While public universities might directly reinstitute AA, by giving URM's admissions' breaks, that action would certainly end up in the courts. A more circuitous, but likely just as effective way to increase the numbers of URM's and probably avoid legal challenges, would be for colleges to eliminate the SAT requirement.
Richard Atkinson, who was President of the University of California from 1995–2003 formerly criticized the SAT. He said:
"Many universities, faced with the problem of having to choose from
among thousands of highly qualified applicants, have adopted practices
that give too much weight to the SAT."
"What Atkinson did not mention is the pressure that prestige rankings and financial-strength rating systems impose on universities to maximize their institutions' average SAT scores. In addition to serving as a tool for distinguishing among college applicants, educational-rating publications use SAT scores to compare colleges and universities. The fact that an institution's prestige ranking and bond rating are tied to its reliance on SAT scores means that institutions concerned about their rankings and ratings have a strong incentive to use SAT scores irrespective of whether the SAT has the capacity to identify meaningful distinctions between applicants with very strong non-SAT academic credentials." (p.31)
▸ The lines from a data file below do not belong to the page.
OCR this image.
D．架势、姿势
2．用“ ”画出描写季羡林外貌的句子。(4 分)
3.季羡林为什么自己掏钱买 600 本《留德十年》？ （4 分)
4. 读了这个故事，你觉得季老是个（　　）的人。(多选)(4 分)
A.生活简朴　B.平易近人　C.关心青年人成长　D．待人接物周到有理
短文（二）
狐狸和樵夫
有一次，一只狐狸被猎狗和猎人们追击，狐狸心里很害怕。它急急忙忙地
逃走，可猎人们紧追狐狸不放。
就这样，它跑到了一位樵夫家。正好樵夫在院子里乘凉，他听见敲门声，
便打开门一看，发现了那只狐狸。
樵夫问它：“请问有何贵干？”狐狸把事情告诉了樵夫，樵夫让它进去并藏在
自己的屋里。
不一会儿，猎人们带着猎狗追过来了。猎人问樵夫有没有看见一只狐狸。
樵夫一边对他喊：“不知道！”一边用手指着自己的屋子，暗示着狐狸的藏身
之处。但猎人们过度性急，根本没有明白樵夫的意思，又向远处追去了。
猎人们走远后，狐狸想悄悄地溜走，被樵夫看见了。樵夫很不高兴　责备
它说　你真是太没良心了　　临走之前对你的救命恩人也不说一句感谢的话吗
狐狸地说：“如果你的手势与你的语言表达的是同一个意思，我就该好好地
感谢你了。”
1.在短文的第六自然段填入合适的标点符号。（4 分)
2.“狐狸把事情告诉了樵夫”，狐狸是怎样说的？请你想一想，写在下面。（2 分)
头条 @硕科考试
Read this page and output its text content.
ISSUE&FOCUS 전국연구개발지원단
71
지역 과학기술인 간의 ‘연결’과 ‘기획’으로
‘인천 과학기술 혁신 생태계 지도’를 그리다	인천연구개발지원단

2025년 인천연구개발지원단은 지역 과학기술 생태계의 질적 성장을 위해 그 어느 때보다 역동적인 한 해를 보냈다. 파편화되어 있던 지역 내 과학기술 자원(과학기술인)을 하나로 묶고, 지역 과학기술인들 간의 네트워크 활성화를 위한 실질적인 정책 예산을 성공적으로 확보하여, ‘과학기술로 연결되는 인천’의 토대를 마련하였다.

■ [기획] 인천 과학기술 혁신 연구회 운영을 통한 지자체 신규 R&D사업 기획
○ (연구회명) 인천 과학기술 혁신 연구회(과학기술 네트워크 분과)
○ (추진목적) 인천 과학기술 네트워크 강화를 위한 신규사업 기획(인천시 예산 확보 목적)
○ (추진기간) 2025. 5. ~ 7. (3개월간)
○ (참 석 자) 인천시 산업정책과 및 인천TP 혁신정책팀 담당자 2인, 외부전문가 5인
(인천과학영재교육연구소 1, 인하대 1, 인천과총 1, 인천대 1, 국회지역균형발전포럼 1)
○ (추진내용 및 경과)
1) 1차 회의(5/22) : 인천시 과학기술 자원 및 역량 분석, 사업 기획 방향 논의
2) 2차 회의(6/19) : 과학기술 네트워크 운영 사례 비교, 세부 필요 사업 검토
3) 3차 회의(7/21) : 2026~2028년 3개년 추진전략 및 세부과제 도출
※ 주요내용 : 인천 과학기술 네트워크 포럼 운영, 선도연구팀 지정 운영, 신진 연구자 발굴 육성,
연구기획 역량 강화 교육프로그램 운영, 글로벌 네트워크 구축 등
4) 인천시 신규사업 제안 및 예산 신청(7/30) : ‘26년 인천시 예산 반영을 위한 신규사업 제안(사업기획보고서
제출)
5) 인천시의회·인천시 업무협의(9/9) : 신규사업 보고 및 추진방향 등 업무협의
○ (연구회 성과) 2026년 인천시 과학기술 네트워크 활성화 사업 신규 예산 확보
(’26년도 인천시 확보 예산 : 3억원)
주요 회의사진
West-Faulcon also believes that "an institution that has lower-than-average minority admissions rates and is unable to justify the degree to which it relies on SAT scores is vulnerable to charges that its admissions policy violates Title VI disparate impact
Whether large university systems will begin to eliminate the SAT requirement is, of course, an open question. What is clearer is that universities interested in increasing diversity will certainly begin to consider a SAT-free admissions policy.